Mi chiama, non mi lascia parlare, e comincia con la stessa solfa di mia zia “per 20 euro pagali tu”. Le chiedo qual è il problema di fare quello che ho detto. “eh non sappiamo cosa fare”. Ma hai letto quello che ti ho scritto, cugina? “no”.
Poi si lamenta del tono con cui le ho risposto, mi consiglia di rivedere il mio atteggiamento e chiude con “buona vita”. Per poi mandarmi un messaggio dove dice che le dispiace “per tutta la rabbia che provo”.
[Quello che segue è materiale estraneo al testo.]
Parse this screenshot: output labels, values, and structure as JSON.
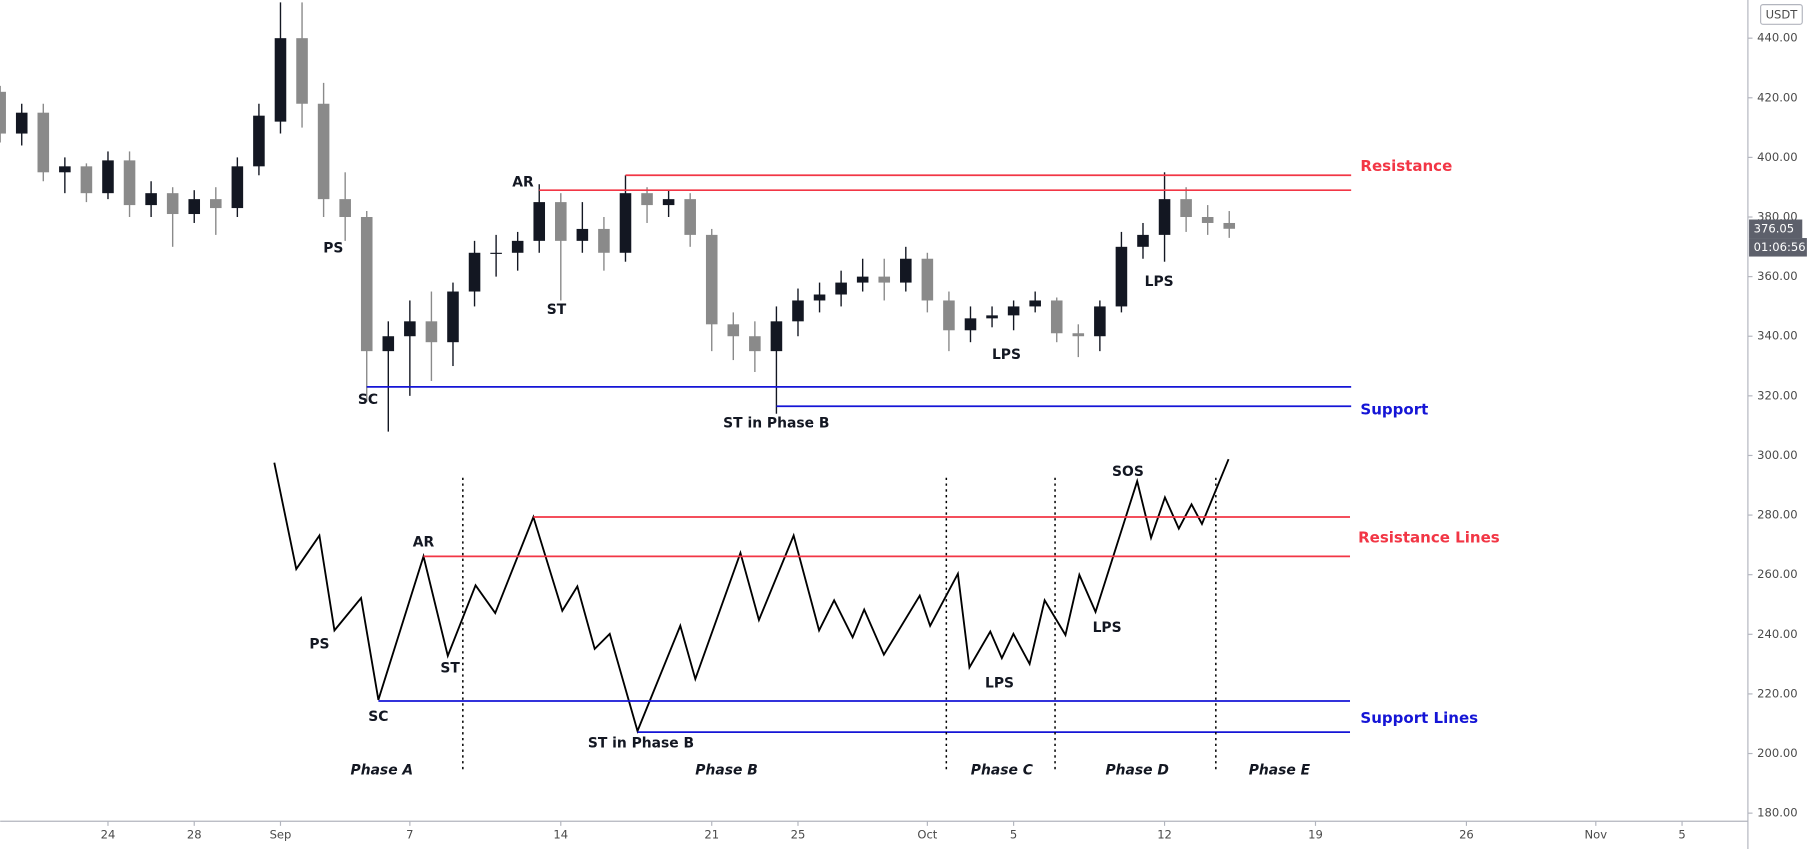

C’è stato un momento in cui siamo passati da “cazzi tuoi l’avviso l’hai ricevuto tu” ad “devi aiutarmi”, e in mezzo non c’è stato niente se non insulti, e tutta questa “gente” si aspetta che io passi da uno scenario all’altro e lo faccia pure sorridendo e fischiettando.
Sto andando dalla psicologa per gestire meglio queste situazioni. Spoiler: non è la rabbia il problema! Quella pare sia sacrosanta. E’ il continuare a essere bersaglio di questi atteggiamenti, il problema, e il mio restarci sotto perchè uscire da queste meccaniche familiari è difficile anche per una stronza come me. Ma ci sto lavorando, state sereni zii, cugini e zoo vario.
Ah, ciliegina sulla torta: in tutto ciò, la mia cara zia sa che devo operarmi a breve e che sono parecchio malata.